AI is all-encompassing and certainly spills into the realm of personalised services. Here, personal chatbots can offer users an enjoyable experience without the need for communicating on the telephone or face-to-face. 

Subscription-based solutions

As technology continues to develop, the accessibility of subscription-based services continues to grow. Many moons ago, if you wanted to watch a movie on Netflix, it would involve receiving a DVD in the mail. Today, subscribers are treated to thousands of hours worth of content in a matter of clicks - and what’s more is that movies and TV shows can be viewed on a range of devices. 
These factors make subscription-based solutions much more appealing to consumers, and it could be worth exploring whether your business can provide an easy to join subscription service for prospective customers. 
Regardless of your industry, there’s likely a niche market for your business to enter as a subscription-based service. In fact, businesses running subscriptions grew 5.5 times quicker than their S&P counterparts - an impressive figure that’s aided by the fact that subscribers place three-times more orders than with companies that don’t run subscription services. 

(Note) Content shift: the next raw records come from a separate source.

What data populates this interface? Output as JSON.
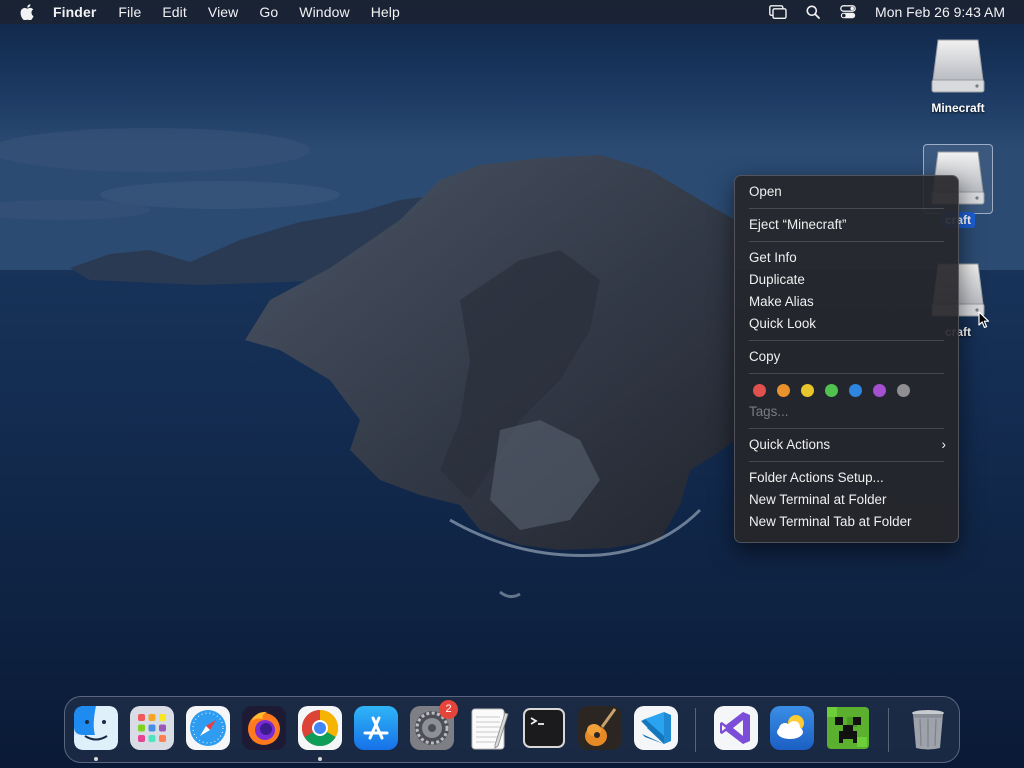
{
  "menubar": {
    "apple_icon": "apple-logo-icon",
    "items": [
      "Finder",
      "File",
      "Edit",
      "View",
      "Go",
      "Window",
      "Help"
    ],
    "status_icons": [
      "screen-mirroring-icon",
      "search-icon",
      "control-center-icon"
    ],
    "clock": "Mon Feb 26  9:43 AM"
  },
  "desktop": {
    "icons": [
      {
        "label": "Minecraft",
        "icon": "external-drive-icon",
        "selected": false
      },
      {
        "label": "craft",
        "icon": "external-drive-icon",
        "selected": true
      },
      {
        "label": "craft",
        "icon": "external-drive-icon",
        "selected": false
      }
    ]
  },
  "context_menu": {
    "open": "Open",
    "eject": "Eject “Minecraft”",
    "get_info": "Get Info",
    "duplicate": "Duplicate",
    "make_alias": "Make Alias",
    "quick_look": "Quick Look",
    "copy": "Copy",
    "tag_colors": [
      "#e0514e",
      "#e8912d",
      "#e8c62b",
      "#4fc24f",
      "#2f86e0",
      "#a54fd1",
      "#8e8e93"
    ],
    "tags": "Tags...",
    "quick_actions": "Quick Actions",
    "chevron": "›",
    "folder_actions": "Folder Actions Setup...",
    "new_terminal": "New Terminal at Folder",
    "new_terminal_tab": "New Terminal Tab at Folder"
  },
  "dock": {
    "apps": [
      {
        "name": "Finder",
        "icon": "finder-icon",
        "running": true
      },
      {
        "name": "Launchpad",
        "icon": "launchpad-icon",
        "running": false
      },
      {
        "name": "Safari",
        "icon": "safari-icon",
        "running": false
      },
      {
        "name": "Firefox",
        "icon": "firefox-icon",
        "running": false
      },
      {
        "name": "Google Chrome",
        "icon": "chrome-icon",
        "running": true
      },
      {
        "name": "App Store",
        "icon": "app-store-icon",
        "running": false
      },
      {
        "name": "System Preferences",
        "icon": "system-preferences-icon",
        "running": false,
        "badge": "2"
      },
      {
        "name": "TextEdit",
        "icon": "textedit-icon",
        "running": false
      },
      {
        "name": "Terminal",
        "icon": "terminal-icon",
        "running": false
      },
      {
        "name": "GarageBand",
        "icon": "garageband-icon",
        "running": false
      },
      {
        "name": "Visual Studio Code",
        "icon": "vscode-icon",
        "running": false
      },
      {
        "name": "Visual Studio",
        "icon": "visual-studio-icon",
        "running": false
      },
      {
        "name": "Weather",
        "icon": "weather-icon",
        "running": false
      },
      {
        "name": "Minecraft",
        "icon": "minecraft-icon",
        "running": false
      },
      {
        "name": "Trash",
        "icon": "trash-icon",
        "running": false
      }
    ]
  }
}
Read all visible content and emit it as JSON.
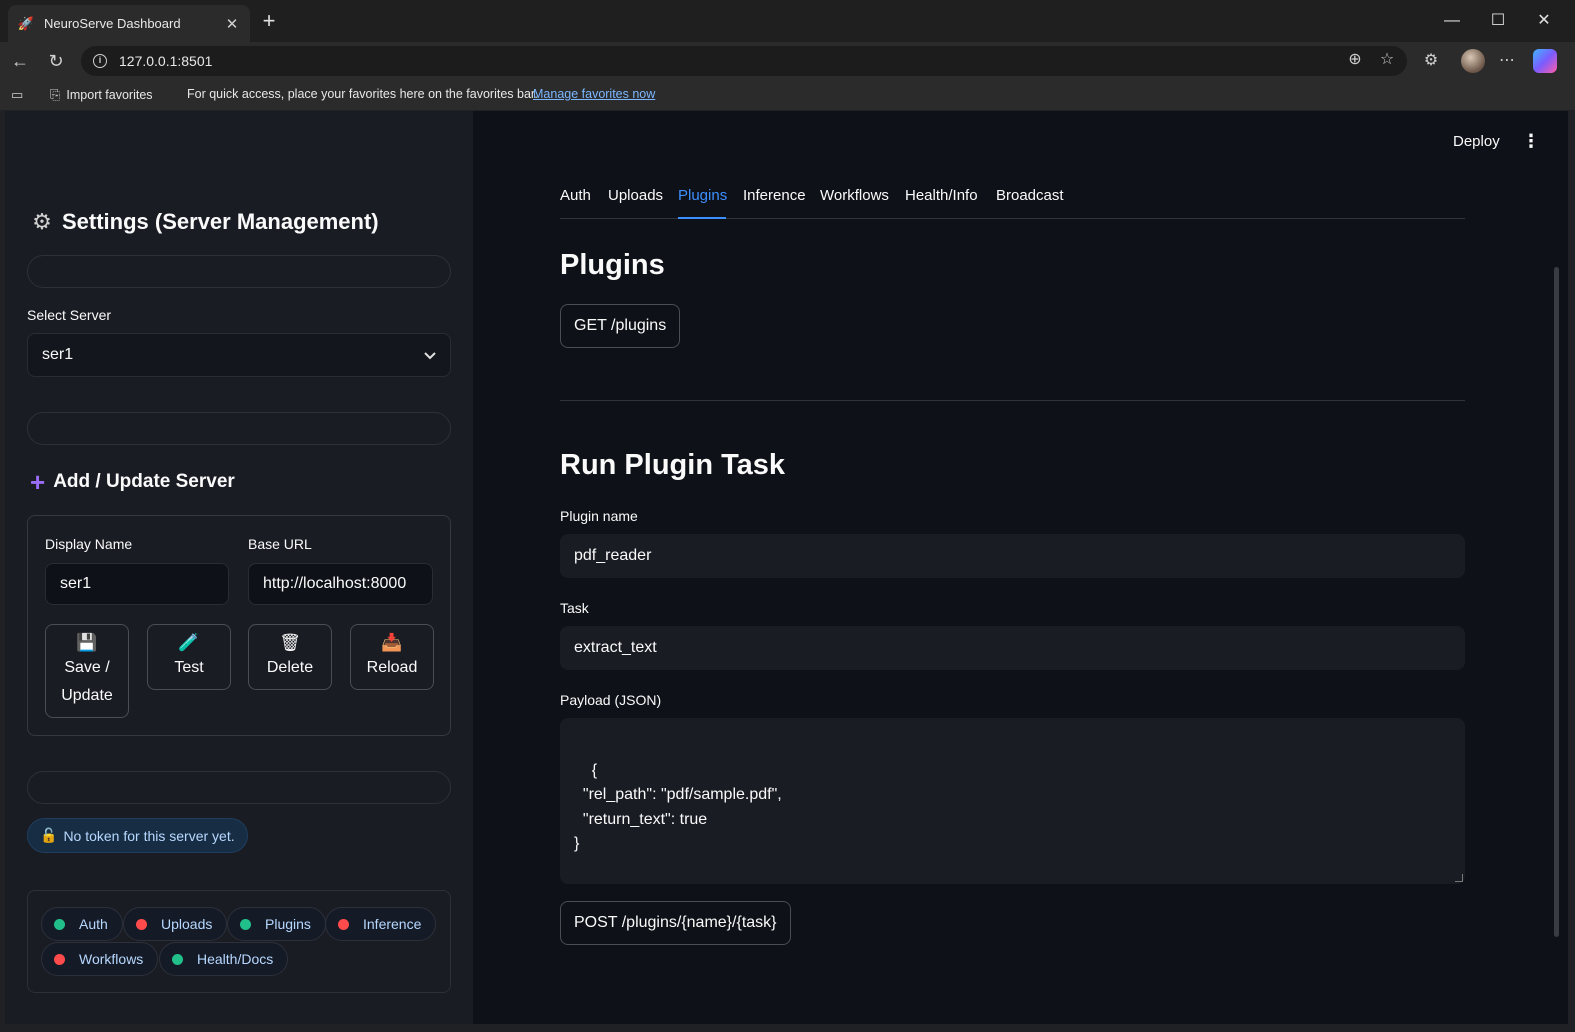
{
  "browser": {
    "tab_title": "NeuroServe Dashboard",
    "url": "127.0.0.1:8501",
    "favbar": {
      "import_label": "Import favorites",
      "hint": "For quick access, place your favorites here on the favorites bar.",
      "manage_link": "Manage favorites now"
    }
  },
  "sidebar": {
    "title": "Settings (Server Management)",
    "select_label": "Select Server",
    "select_value": "ser1",
    "add_title": "Add / Update Server",
    "display_name_label": "Display Name",
    "display_name_value": "ser1",
    "base_url_label": "Base URL",
    "base_url_value": "http://localhost:8000",
    "buttons": {
      "save_line1": "Save /",
      "save_line2": "Update",
      "test": "Test",
      "delete": "Delete",
      "reload": "Reload"
    },
    "token_status": "No token for this server yet.",
    "status_chips": [
      {
        "label": "Auth",
        "status": "ok"
      },
      {
        "label": "Uploads",
        "status": "down"
      },
      {
        "label": "Plugins",
        "status": "ok"
      },
      {
        "label": "Inference",
        "status": "down"
      },
      {
        "label": "Workflows",
        "status": "down"
      },
      {
        "label": "Health/Docs",
        "status": "ok"
      }
    ]
  },
  "header": {
    "deploy": "Deploy"
  },
  "tabs": [
    "Auth",
    "Uploads",
    "Plugins",
    "Inference",
    "Workflows",
    "Health/Info",
    "Broadcast"
  ],
  "active_tab": "Plugins",
  "main": {
    "plugins_title": "Plugins",
    "get_button": "GET /plugins",
    "run_title": "Run Plugin Task",
    "plugin_name_label": "Plugin name",
    "plugin_name_value": "pdf_reader",
    "task_label": "Task",
    "task_value": "extract_text",
    "payload_label": "Payload (JSON)",
    "payload_value": "{\n  \"rel_path\": \"pdf/sample.pdf\",\n  \"return_text\": true\n}",
    "post_button": "POST /plugins/{name}/{task}"
  },
  "colors": {
    "ok": "#21c08b",
    "down": "#ff4b4b",
    "accent": "#3c8fff"
  }
}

Looking to the gig economy

(The number of jobs currently held by gig economy workers in the U.S. in 2018. Image: Statista)
The next decade will undoubtedly see the gig economy continue to grow at a rapid rate. We have advancing technology to thank for this trend, and how it’s played a pivotal role in bringing instant collaboration and sharable documents to users on the go. 
While it can definitely help to have employees positioned in-office, the beauty of the gig economy is that there’s a wide pool of skilled individuals positioned all over the world who are in a position to perform tasks, complete work or provide advice at a generous rate thanks to the convenience of never having to leave the house. 
It’s inevitable that more entrepreneurs will look to the gig economy as time passes and they attempt to scale effectively. Be sure to take a moment to consider if your next specialist task would be best completed by a skilled remote worker - ultimately, embracing this form of recruitment could save you time and money.